Dice Gramsci en sus Quaderni que “crear una nueva cultura no significa solamente hacer descubrimientos “originales” individuales: significa, además, difundir verdades ya descubiertas, “socializarlas”, convertirlas “en base de acciones vitales, en elementos de coordinación y de orden intelectual y moral”. Ese es, en su opinión, el hecho “filosófico” más importante y original, mucho más que el descubrimiento de verdades parciales para el consumo exclusivo de alguna élite o algún pequeño grupo de intelectuales. La difusión de una determinada verdad en la sociedad realiza la filosofía, la hace concreta. Y es eso lo que explica el hecho de que Gramsci, siguiendo en lo esencial a Maquiavelo y a Hegel, haya advertido reiterada y enfáticamente la presencia de una diferencia fundamental entre la concepción del Estado apenas trazada por Marx y la sostenida de Lenin.

El sentido común, característico de la sociedad postmoderna, representa –pre-supone– al Estado como una relación real del ejercicio del dominio. En efecto, y como afirma Norberto Bobbio, el Estado aparece, pura y simplemente, como un “aparato de poder”, como un instrumento de dominación jurídica y política que se ejerce sobre, es decir, por encima de un determinado territorio y de una determinada población. En una expresión, la figura del Estado contemporáneo ha sido puesta (setz) y elevada, sensu stricto, como puro poder político, más allá –o más arriba– de la ciudadanía. Se trata de un ente ajeno y extraño a la sociedad, pero que la “controla” o “regula”. Y en esto coinciden –dando por sentado a los fascistas– tanto la interpretación liberal como la interpretación leninista del Estado, aunque los primeros se proclamen como sus detractores y los segundos como sus apologetas.
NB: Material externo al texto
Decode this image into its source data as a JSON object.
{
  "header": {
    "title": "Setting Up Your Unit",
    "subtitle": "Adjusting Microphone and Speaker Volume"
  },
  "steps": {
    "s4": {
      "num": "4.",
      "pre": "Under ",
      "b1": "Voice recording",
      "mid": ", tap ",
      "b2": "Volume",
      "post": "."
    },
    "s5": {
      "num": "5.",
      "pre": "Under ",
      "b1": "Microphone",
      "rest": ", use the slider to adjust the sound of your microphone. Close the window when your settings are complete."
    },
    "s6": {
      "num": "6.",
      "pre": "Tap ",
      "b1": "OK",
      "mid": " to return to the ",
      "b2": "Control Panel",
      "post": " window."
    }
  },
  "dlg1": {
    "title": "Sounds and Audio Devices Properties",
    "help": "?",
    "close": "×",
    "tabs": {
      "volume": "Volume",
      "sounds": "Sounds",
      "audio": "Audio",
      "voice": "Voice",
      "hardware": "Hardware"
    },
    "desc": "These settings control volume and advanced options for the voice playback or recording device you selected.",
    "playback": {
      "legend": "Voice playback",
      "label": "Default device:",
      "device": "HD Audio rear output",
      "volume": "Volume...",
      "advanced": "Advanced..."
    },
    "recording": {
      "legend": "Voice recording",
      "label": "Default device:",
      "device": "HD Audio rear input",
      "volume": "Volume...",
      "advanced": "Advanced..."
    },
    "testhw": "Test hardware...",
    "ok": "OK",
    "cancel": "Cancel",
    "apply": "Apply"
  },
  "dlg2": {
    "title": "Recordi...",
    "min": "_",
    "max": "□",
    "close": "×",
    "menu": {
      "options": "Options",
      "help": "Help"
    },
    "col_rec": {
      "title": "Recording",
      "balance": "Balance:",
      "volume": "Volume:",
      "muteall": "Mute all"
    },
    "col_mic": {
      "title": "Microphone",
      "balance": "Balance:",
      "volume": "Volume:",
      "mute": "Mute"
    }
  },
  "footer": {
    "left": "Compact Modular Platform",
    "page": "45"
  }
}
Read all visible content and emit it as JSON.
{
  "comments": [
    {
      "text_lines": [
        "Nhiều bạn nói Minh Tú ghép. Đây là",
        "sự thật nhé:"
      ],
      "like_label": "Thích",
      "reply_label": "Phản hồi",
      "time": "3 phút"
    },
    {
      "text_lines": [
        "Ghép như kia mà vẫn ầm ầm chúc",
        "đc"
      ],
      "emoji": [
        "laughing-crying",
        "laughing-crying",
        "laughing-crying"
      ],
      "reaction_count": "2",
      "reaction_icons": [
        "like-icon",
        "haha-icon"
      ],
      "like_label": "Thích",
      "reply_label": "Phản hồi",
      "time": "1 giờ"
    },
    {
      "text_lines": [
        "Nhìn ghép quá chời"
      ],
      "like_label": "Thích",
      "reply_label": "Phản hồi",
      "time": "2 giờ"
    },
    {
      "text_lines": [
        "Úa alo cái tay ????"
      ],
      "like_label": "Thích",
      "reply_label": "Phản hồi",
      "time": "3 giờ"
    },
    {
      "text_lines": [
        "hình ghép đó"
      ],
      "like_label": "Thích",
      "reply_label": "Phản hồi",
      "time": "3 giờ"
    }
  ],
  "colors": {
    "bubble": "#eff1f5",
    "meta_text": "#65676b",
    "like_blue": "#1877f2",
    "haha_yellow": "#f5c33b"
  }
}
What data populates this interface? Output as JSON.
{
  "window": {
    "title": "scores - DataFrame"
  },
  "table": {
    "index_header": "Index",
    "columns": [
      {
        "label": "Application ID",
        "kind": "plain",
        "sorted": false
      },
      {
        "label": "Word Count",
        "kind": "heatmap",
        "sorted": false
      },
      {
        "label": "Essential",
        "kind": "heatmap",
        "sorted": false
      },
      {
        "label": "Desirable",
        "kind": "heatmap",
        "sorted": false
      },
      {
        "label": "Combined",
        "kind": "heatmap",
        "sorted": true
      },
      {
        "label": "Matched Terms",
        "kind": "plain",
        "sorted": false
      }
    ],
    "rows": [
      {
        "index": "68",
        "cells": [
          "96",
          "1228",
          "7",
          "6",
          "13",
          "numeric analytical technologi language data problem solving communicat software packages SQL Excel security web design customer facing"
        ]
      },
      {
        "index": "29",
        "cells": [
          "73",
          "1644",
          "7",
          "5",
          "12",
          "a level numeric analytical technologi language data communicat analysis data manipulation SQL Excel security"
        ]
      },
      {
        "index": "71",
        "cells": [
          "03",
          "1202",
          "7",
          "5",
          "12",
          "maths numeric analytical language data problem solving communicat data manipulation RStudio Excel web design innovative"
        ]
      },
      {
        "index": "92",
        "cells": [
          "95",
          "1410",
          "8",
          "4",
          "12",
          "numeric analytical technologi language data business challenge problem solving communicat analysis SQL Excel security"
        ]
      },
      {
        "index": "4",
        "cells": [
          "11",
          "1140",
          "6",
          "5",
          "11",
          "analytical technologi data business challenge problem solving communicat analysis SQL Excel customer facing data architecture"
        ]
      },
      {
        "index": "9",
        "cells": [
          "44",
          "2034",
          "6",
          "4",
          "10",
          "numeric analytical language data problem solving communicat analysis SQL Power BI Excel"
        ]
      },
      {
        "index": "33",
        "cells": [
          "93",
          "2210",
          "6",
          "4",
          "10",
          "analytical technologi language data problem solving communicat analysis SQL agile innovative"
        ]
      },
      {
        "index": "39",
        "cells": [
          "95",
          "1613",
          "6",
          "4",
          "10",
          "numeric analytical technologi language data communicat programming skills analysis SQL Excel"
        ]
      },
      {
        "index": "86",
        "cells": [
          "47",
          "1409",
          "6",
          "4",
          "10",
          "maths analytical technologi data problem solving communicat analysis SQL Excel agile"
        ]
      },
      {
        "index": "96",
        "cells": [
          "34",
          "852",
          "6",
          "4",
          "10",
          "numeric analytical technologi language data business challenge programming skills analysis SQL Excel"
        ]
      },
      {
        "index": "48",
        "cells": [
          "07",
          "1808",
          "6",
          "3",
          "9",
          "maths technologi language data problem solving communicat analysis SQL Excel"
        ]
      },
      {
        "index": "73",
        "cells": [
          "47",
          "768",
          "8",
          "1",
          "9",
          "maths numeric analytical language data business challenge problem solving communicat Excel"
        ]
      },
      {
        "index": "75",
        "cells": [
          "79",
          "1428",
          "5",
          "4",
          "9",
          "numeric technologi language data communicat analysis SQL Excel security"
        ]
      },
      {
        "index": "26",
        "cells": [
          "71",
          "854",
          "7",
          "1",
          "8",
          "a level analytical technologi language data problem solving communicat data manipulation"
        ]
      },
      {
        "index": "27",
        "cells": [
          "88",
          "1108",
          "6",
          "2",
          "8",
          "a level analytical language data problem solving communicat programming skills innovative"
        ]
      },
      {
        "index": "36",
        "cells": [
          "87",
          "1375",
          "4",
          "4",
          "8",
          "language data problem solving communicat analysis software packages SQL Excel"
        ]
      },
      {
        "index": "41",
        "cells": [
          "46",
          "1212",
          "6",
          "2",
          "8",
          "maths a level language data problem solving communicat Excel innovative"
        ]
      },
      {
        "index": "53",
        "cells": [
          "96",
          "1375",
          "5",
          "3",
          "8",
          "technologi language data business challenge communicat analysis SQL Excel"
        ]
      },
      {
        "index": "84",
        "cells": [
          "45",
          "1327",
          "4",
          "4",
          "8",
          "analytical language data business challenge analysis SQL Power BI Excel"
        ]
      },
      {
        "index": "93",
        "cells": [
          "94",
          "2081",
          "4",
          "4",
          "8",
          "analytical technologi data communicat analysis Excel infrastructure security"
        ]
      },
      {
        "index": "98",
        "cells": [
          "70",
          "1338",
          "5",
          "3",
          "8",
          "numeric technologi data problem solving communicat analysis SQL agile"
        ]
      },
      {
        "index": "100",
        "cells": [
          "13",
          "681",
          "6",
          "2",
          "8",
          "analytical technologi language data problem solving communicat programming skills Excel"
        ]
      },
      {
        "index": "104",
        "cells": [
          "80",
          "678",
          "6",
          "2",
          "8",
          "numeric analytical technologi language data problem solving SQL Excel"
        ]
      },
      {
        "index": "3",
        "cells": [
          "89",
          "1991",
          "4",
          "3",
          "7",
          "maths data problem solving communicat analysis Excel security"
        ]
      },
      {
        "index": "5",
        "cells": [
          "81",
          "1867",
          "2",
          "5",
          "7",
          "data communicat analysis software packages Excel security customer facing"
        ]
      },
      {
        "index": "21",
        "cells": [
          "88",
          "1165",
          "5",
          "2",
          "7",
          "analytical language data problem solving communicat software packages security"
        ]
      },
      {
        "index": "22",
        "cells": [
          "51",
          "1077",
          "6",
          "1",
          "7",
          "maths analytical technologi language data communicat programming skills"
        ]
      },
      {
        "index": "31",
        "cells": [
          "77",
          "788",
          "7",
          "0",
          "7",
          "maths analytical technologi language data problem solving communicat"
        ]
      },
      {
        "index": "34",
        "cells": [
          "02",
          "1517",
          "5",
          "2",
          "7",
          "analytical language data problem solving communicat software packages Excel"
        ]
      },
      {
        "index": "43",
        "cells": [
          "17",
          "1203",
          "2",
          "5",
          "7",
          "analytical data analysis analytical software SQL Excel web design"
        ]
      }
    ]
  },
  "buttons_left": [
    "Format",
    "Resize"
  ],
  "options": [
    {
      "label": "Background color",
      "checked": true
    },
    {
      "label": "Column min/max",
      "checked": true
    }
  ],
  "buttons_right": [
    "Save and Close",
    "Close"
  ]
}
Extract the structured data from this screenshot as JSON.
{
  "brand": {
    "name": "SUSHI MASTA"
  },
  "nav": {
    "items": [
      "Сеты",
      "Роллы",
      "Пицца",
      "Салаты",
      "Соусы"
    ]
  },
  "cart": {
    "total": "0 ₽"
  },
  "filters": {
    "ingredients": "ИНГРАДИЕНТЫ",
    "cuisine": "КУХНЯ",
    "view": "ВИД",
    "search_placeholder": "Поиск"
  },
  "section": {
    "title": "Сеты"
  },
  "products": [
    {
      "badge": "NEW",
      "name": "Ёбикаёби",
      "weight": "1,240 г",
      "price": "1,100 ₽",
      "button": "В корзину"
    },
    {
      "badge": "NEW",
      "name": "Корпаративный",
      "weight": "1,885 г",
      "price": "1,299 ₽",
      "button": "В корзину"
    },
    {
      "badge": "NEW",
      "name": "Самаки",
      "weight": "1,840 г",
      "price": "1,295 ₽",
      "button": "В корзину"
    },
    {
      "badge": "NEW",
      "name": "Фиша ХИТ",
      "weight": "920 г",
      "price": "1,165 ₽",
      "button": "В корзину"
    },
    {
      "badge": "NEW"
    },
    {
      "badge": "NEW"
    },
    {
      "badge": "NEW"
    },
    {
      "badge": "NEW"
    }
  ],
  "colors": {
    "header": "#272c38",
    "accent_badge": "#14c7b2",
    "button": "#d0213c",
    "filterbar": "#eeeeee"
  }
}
En una conferencia pronunciada en la Universidad de Sverdlov, en 1919, Lenin afirmaba que “si dejamos de lado las llamadas doctrinas religiosas, las sutilezas, los argumentos filosóficos y las diversas opiniones erigidas por los eruditos, y llegamos a la verdadera esencia del asunto, veremos que el Estado es un aparato de gobierno separado de la sociedad humana. Un aparato especial de coerción para someter la voluntad de otros por la fuerza”. En fin, un instrumento de dominio, un látigo. No se trata de una conquista de la civilización sino de una máquina de y para el sometimiento, controlada por quienes ejercen el poder político: “Nosotros –concluía Lenin– hemos arrancado a los capitalistas esa máquina y nos hemos apoderado de ella. Utilizaremos esa máquina, o garrote, para liquidar toda explotación; y cuando toda explotación haya desaparecido del mundo... relegaremos esa máquina a la basura”.

En la cita anterior, Lenin no sugiere eliminar la máquina represiva de los capitalistas, sino “expropiarla”, tomar posesión de ella. Cambia el “operador” de la máquina, pero no la máquina. Queda abierta la esperanza de que, quizá algún día, la máquina llegue a ser destruida, para lo cual ni hay fecha ni hay calendario. Lo único que cuenta es que, a partir del nuevo empoderamiento “revolucionario”, se invierte por completo la relación de dominio: el antiguo señor se hace nuevo siervo y el viejo siervo se hace nuevo señor. La relación de dominio permanece intacta, porque los viejos dominadores pasan a ser los nuevos dominados y a la inversa. Los unos por encima de los otros, no importa cuántas veces se le dé vuelta a la “tortilla”. Y dependiendo de qué lado de la “tortilla” se encuentre cada quien, se formulará el correspondiente valor axiológico: si estás “de este lado” eres “bueno”, si estás “del otro lado” eres “malo”. La sociedad reducida a escenario hollywoodense o, en el peor de los casos, a telenovela. Y lo peor de todo es que, entre la clase que ahora domina y la clase que ahora es dominada, la sociedad, la multitudo, al decir de Spinoza, termina pagando, siempre, las consecuencias. Semejante modo de comprender las relaciones humanas raya, si no en la vergüenza, como diría Marx, “abierta y directa”, sin duda en la más triste forma de mediocridad.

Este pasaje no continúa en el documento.